As I moderated 5 different panels at Virtual Seamless KSA last week, there was an overarching theme – customer experience is at the fore-front of the ecommerce and retailing. The merging of the digital with the physical world, a kind of augmented reality, the experience that customers go through is the key determinant.
What struck me in most conversations on this matter is the focus on the technology to facilitate the experience. The ecommerce and retail industries are driven by a ‘tech-stack’ to drive their customers’ experience.
When speaking to senior leadership of client organisations, I always ask them: What emotions do you want customers to feel with you at each touch-point? Starting with the ‘What’ leads to the ‘How’, not the other way around.
We have all been customers in the digital world. We know what has made us tick, and we know what has upset us as we navigate digital journeys. Our online experiences should be easy and make us feel good. However, more often than not, we are left wanting.

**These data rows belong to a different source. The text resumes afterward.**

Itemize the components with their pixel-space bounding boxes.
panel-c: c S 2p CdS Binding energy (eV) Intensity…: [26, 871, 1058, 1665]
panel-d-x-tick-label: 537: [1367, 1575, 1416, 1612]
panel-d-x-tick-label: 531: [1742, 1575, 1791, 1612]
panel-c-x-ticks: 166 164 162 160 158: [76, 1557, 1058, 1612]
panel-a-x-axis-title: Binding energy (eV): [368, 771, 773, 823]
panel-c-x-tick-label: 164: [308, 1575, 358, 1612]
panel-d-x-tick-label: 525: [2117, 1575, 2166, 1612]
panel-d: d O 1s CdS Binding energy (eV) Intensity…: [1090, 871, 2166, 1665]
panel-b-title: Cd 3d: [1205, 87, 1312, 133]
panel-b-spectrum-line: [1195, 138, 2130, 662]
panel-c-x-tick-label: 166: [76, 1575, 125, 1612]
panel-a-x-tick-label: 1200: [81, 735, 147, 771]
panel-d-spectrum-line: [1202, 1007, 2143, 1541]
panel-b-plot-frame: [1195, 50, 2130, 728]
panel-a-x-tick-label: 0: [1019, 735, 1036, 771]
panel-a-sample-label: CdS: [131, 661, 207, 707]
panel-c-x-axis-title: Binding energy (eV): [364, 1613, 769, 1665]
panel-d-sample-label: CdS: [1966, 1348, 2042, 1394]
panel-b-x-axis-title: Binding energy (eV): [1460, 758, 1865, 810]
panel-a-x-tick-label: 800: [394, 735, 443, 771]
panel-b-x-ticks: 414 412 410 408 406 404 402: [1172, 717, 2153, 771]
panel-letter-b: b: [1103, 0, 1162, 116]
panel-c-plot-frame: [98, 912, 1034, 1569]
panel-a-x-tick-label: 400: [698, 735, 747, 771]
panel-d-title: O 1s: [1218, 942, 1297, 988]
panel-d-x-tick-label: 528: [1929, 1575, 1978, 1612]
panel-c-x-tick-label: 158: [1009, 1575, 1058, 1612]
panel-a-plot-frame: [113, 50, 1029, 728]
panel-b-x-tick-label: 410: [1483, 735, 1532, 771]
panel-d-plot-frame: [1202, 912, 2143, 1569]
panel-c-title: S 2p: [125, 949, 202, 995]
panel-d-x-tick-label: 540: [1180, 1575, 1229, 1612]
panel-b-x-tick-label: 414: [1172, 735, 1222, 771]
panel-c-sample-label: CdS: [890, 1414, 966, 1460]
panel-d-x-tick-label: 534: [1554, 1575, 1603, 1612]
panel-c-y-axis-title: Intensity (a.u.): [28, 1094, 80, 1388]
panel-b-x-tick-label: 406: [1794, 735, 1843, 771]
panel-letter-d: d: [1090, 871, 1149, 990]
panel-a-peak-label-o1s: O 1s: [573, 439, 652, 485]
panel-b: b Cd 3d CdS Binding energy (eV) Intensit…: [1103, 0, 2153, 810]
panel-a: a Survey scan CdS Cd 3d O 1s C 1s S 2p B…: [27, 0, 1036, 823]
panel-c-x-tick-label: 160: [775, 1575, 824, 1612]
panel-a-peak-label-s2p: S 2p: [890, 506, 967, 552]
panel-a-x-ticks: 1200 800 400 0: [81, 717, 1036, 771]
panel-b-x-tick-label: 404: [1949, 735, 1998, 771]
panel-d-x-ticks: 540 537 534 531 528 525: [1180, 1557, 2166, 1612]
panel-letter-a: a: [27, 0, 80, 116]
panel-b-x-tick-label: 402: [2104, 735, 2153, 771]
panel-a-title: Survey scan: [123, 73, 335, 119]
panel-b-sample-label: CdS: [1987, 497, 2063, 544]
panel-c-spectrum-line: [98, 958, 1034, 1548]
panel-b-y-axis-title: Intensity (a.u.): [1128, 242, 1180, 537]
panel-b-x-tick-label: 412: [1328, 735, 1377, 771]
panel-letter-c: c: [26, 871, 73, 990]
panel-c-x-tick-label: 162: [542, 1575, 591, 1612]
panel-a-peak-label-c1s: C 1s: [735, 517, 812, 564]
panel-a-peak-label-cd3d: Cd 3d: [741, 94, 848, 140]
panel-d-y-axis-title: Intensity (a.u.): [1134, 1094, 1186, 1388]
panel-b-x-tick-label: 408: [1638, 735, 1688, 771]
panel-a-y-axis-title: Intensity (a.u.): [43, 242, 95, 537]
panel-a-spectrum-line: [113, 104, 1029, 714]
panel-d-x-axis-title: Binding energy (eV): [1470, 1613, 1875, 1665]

One thing has come out of CoVid19 – brands and retailers have had to empathise with customers’ fears in relation to e.g. sanitation, minimizing contagion or offering product alternatives when supply chains broke. However, it should not take a pandemic to encourage brands to stand in the customer’s shoes. And, even more critically, there should not be glaring process oversight.
I will give you an example.
As home-bound in the Dubai lock-down, I, like many others, resorted to the internet to buy gym equipment. My products were delayed in arriving by over a week. However, the retailer made the effort of automating messages to keep me tracking my purchase. Full marks for that.
Where the retailer fell over is in that the second of the 2 purchases I made was unavailable. Not a problem, I understood that the product may face supply chain issues. The problem came with my money. I had no reversal of funds on my credit card. Nor did I have any communication regarding the whereabouts of that money. I looked on my account online, nothing. I resorted to contacting a live agent who informed me that, and lo and behold, my money would be transferred to the retailer’s online wallet. Rightly so, I requested that that money was transferred to my card, the one I paid with.
In the midst of CoVid19, it is Trust that has been the critical driver for consumers. To gain trust, consumers need to see that retailers / ecommerce brands act with their (the consumer’s) best interest in mind; however, when a company thought it better for me to chase after my funds, as a customer my trust was violated.
The moral of this story is focus on what you want customers to feel, then design the journey (s). And even then, ask yourself at each and every point, are we endorsing that emotion? Are we living it in each and every use-case and touch-point?